Friday, March 04, 2005

Oh dear, CJR wants to re-engage the public again!

The Columbia Journalism Review's latest editorial is yet another example of a worthy screed that still misses the bloomin' point entirely! The piece, "On Mission: It’s Time to Reconnect the Press and the Public," sound great. It correctly notes that the public is disconnecting from a corporate media industry that increasingly feels like, and acts like, a "behemoth." Caught by critics from the left and right, it opines, journalism is losing its hold over the American public. The atomization of media outlets and multiple news sources doesn't help. So far, so obvious - but what to do? Thinks CJR:
    All that individual journalists can do, as we all think through these challenges, is rededicate ourselves to journalism’s central mission and find ways of explaining that mission to the public. If we want people on our side, in other words, we have to do work that actually benefits them. And we have to explain ourselves. ... More to the point, we salute those journalists who are quietly fighting to stay on mission — the editor who talks his publisher into another education correspondent, the station manager who gives a reporter more time, the columnist who remains intellectually honest, the features editor who rolls the dice on something deep.

Yes that's all wonderful and worthy and everything (in a weekend retreat, let's-break-into-groups-and-discuss, pass-a-resolution-to-feel-useful sort of way), but back in the real world (sorry, but I'm building up to a rant now) it's not the journalists who need to "fix" themselves. The "problem" (and oh! my! god! doesn't everyone know this by now?) is that the bottom line - cash, dollars, filthy lucre, whatever - is king in the world of journalism. And by "king" I mean in an absolute monarch, divine right of kings kind of way. So where journalistic ethics and profits clash, 99 times out of 100 it's the ethics that go out of the window. And the public knows that and they don't see any sign of change. It's all very well for CJR to point to the one time in a hundred where individual ethics and journalistic courage win out, but it doesn't change the other 99 times when these values don't win out over the bean counters and good journalists just have to knuckle down to keep their jobs or get fired. I am tired of hearing one appeal after another to the poor bloody infantry - journalists and editors - being exhortated to "try harder," "rededicate themselves ...," "journalism's mission," blah blah blah, when the problem is obviously structural and systematic and has everything to do with the business side and profit maximization and stock market gains! I saw that in spades at the small-town daily I worked at as a reporter in the mid-90s, and things have only got worse since.

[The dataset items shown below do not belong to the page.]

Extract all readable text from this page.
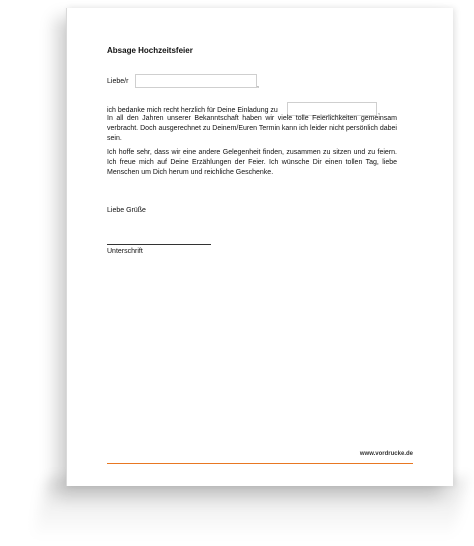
Absage Hochzeitsfeier
Liebe/r
,
ich bedanke mich recht herzlich für Deine Einladung zu	.
In all den Jahren unserer Bekanntschaft haben wir viele tolle Feierlichkeiten gemeinsam verbracht. Doch ausgerechnet zu Deinem/Euren Termin kann ich leider nicht persönlich dabei sein.
Ich hoffe sehr, dass wir eine andere Gelegenheit finden, zusammen zu sitzen und zu feiern. Ich freue mich auf Deine Erzählungen der Feier. Ich wünsche Dir einen tollen Tag, liebe Menschen um Dich herum und reichliche Geschenke.
Liebe Grüße
Unterschrift
www.vordrucke.de
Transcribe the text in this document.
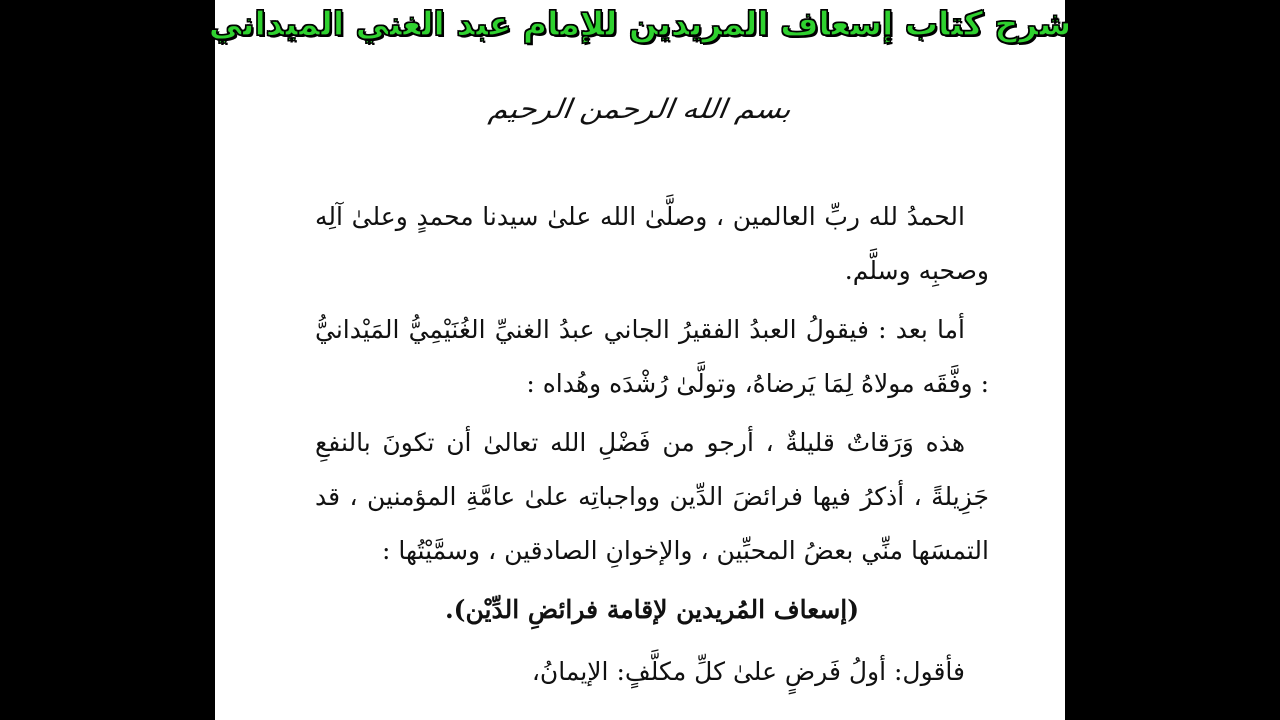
شرح كتاب إسعاف المريدين للإمام عبد الغني الميداني
بسم الله الرحمن الرحيم

الحمدُ لله ربِّ العالمين ، وصلَّىٰ الله علىٰ سيدنا محمدٍ وعلىٰ آلِه وصحبِه وسلَّم.

أما بعد : فيقولُ العبدُ الفقيرُ الجاني عبدُ الغنيِّ الغُنَيْمِيُّ المَيْدانيُّ : وفَّقَه مولاهُ لِمَا يَرضاهُ، وتولَّىٰ رُشْدَه وهُداه :

هذه وَرَقاتٌ قليلةٌ ، أرجو من فَضْلِ الله تعالىٰ أن تكونَ بالنفعِ جَزِيلةً ، أذكرُ فيها فرائضَ الدِّين وواجباتِه علىٰ عامَّةِ المؤمنين ، قد التمسَها منِّي بعضُ المحبِّين ، والإخوانِ الصادقين ، وسمَّيْتُها :

(إسعاف المُريدين لإقامة فرائضِ الدِّيْن).

فأقول: أولُ فَرضٍ علىٰ كلِّ مكلَّفٍ: الإيمانُ،
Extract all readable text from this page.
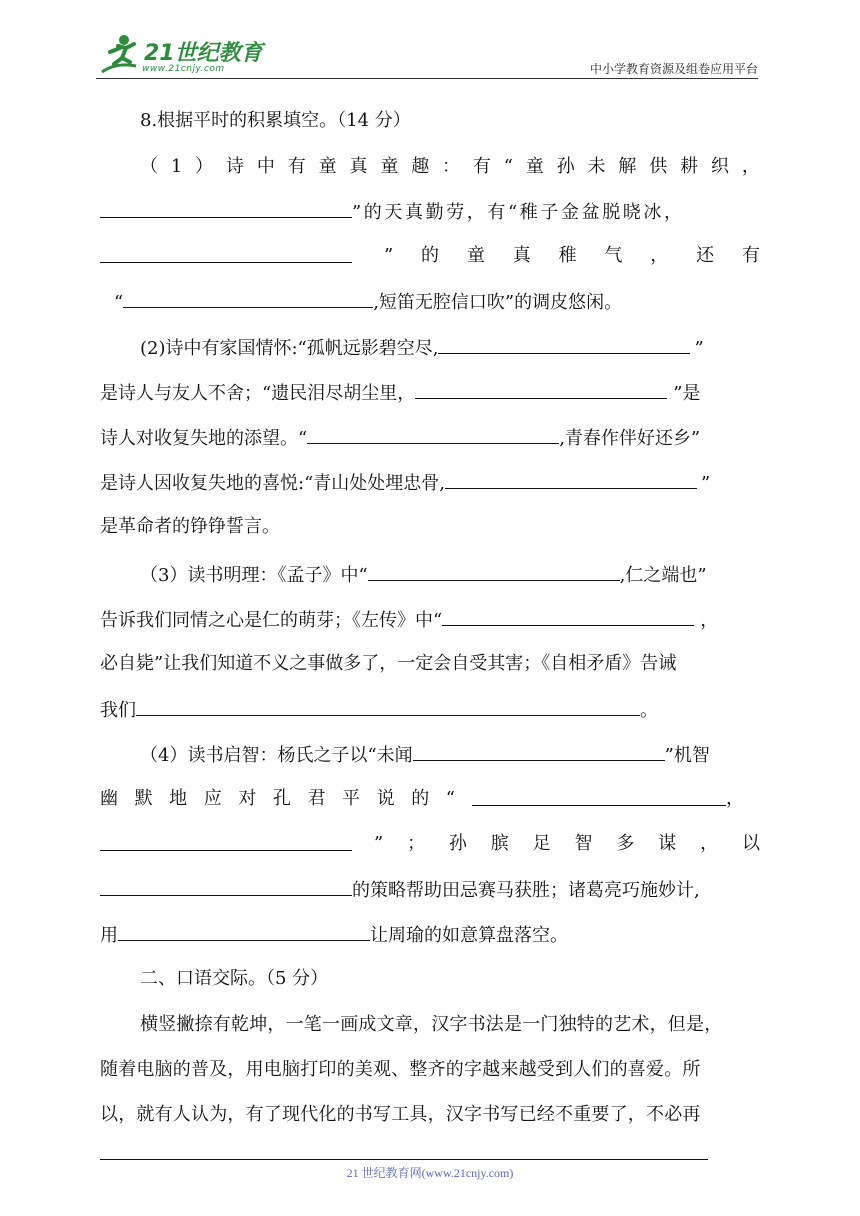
21世纪教育
www.21cnjy.com	中小学教育资源及组卷应用平台
8.根据平时的积累填空。（14 分）
（ 1 ） 诗 中 有 童 真 童 趣 ： 有 “ 童 孙 未 解 供 耕 织 ，
”的天真勤劳，有“稚子金盆脱晓冰，
” 的 童 真 稚 气 ， 还 有
“	,短笛无腔信口吹”的调皮悠闲。
(2)诗中有家国情怀:“孤帆远影碧空尽,	”
是诗人与友人不舍；“遗民泪尽胡尘里，	”是
诗人对收复失地的添望。“	,青春作伴好还乡”
是诗人因收复失地的喜悦:“青山处处埋忠骨,	”
是革命者的铮铮誓言。
（3）读书明理：《孟子》中“	,仁之端也”
告诉我们同情之心是仁的萌芽；《左传》中“	，
必自毙”让我们知道不义之事做多了，一定会自受其害；《自相矛盾》告诫
我们	。
（4）读书启智：杨氏之子以“未闻	”机智
幽 默 地 应 对 孔 君 平 说 的 “	，
” ； 孙 膑 足 智 多 谋 ， 以
的策略帮助田忌赛马获胜；诸葛亮巧施妙计,
用	让周瑜的如意算盘落空。
二、口语交际。（5 分）
横竖撇捺有乾坤，一笔一画成文章，汉字书法是一门独特的艺术，但是，
随着电脑的普及，用电脑打印的美观、整齐的字越来越受到人们的喜爱。所
以，就有人认为，有了现代化的书写工具，汉字书写已经不重要了，不必再
21 世纪教育网(www.21cnjy.com)
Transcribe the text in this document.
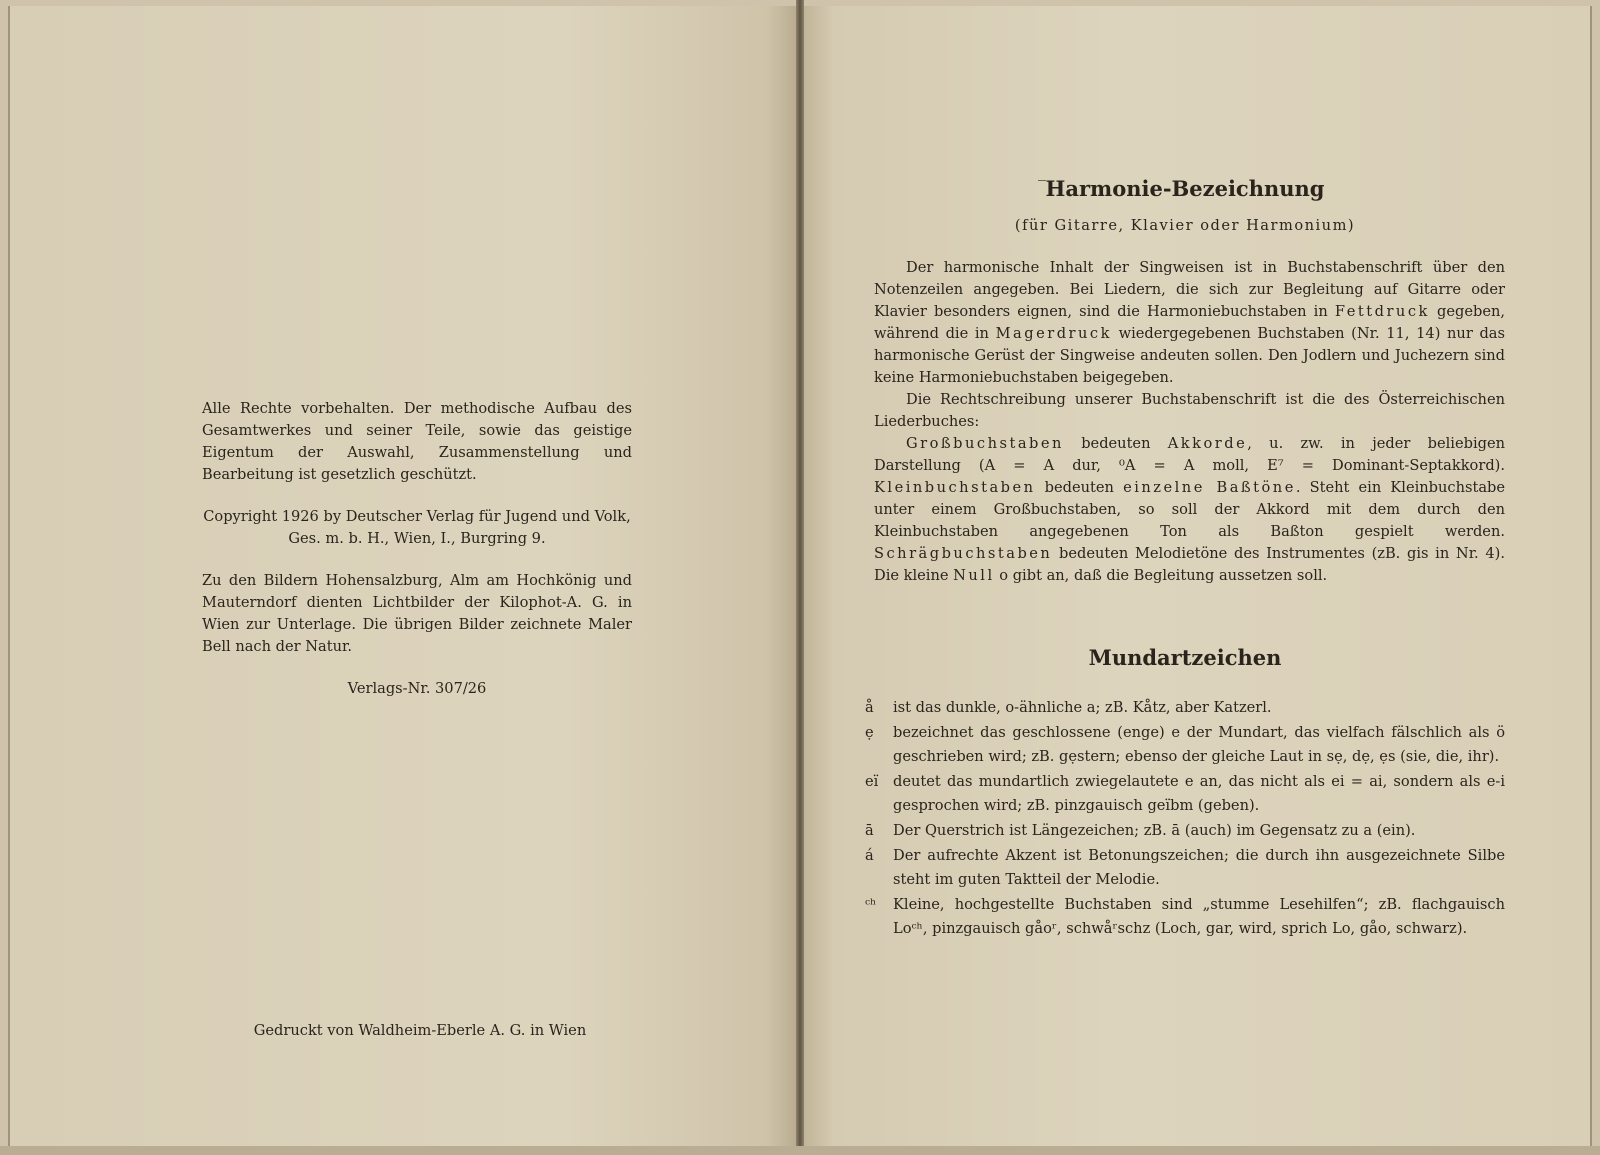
Alle Rechte vorbehalten. Der methodische Aufbau des Gesamtwerkes und seiner Teile, sowie das geistige Eigentum der Auswahl, Zusammenstellung und Bearbeitung ist gesetzlich geschützt.

Copyright 1926 by Deutscher Verlag für Jugend und Volk, Ges. m. b. H., Wien, I., Burgring 9.

Zu den Bildern Hohensalzburg, Alm am Hochkönig und Mauterndorf dienten Lichtbilder der Kilophot-A. G. in Wien zur Unterlage. Die übrigen Bilder zeichnete Maler Bell nach der Natur.

Verlags-Nr. 307/26

Gedruckt von Waldheim-Eberle A. G. in Wien
Harmonie-Bezeichnung
(für Gitarre, Klavier oder Harmonium)

Der harmonische Inhalt der Singweisen ist in Buchstabenschrift über den Notenzeilen angegeben. Bei Liedern, die sich zur Begleitung auf Gitarre oder Klavier besonders eignen, sind die Harmoniebuchstaben in Fettdruck gegeben, während die in Magerdruck wiedergegebenen Buchstaben (Nr. 11, 14) nur das harmonische Gerüst der Singweise andeuten sollen. Den Jodlern und Juchezern sind keine Harmoniebuchstaben beigegeben.

Die Rechtschreibung unserer Buchstabenschrift ist die des Österreichischen Liederbuches:

Großbuchstaben bedeuten Akkorde, u. zw. in jeder beliebigen Darstellung (A = A dur, ⁰A = A moll, E⁷ = Dominant-Septakkord). Kleinbuchstaben bedeuten einzelne Baßtöne. Steht ein Kleinbuchstabe unter einem Großbuchstaben, so soll der Akkord mit dem durch den Kleinbuchstaben angegebenen Ton als Baßton gespielt werden. Schrägbuchstaben bedeuten Melodietöne des Instrumentes (zB. gis in Nr. 4). Die kleine Null o gibt an, daß die Begleitung aussetzen soll.

Mundartzeichen
å	ist das dunkle, o-ähnliche a; zB. Kåtz, aber Katzerl.
ẹ	bezeichnet das geschlossene (enge) e der Mundart, das vielfach fälschlich als ö geschrieben wird; zB. gẹstern; ebenso der gleiche Laut in sẹ, dẹ, ẹs (sie, die, ihr).
eï	deutet das mundartlich zwiegelautete e an, das nicht als ei = ai, sondern als e-i gesprochen wird; zB. pinzgauisch geïbm (geben).
ā	Der Querstrich ist Längezeichen; zB. ā (auch) im Gegensatz zu a (ein).
á	Der aufrechte Akzent ist Betonungszeichen; die durch ihn ausgezeichnete Silbe steht im guten Taktteil der Melodie.
ᶜʰ	Kleine, hochgestellte Buchstaben sind „stumme Lesehilfen“; zB. flachgauisch Loᶜʰ, pinzgauisch gåoʳ, schwåʳschz (Loch, gar, wird, sprich Lo, gåo, schwarz).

(I sense an Occam's razor moment here!) Until we can find some way to reduce media owners' incessant need to wring 20, 30, 40 percent profit margins out of their media outlets, nothing - nothing - is going to change! So here's a suggestion: institute much stricter ownership limits, both locally and nationally. Turn back the consolidation of media ownership and you turn way down the pressure for ever-larger profits. Simple! Suggest that, CJR, or just shut up!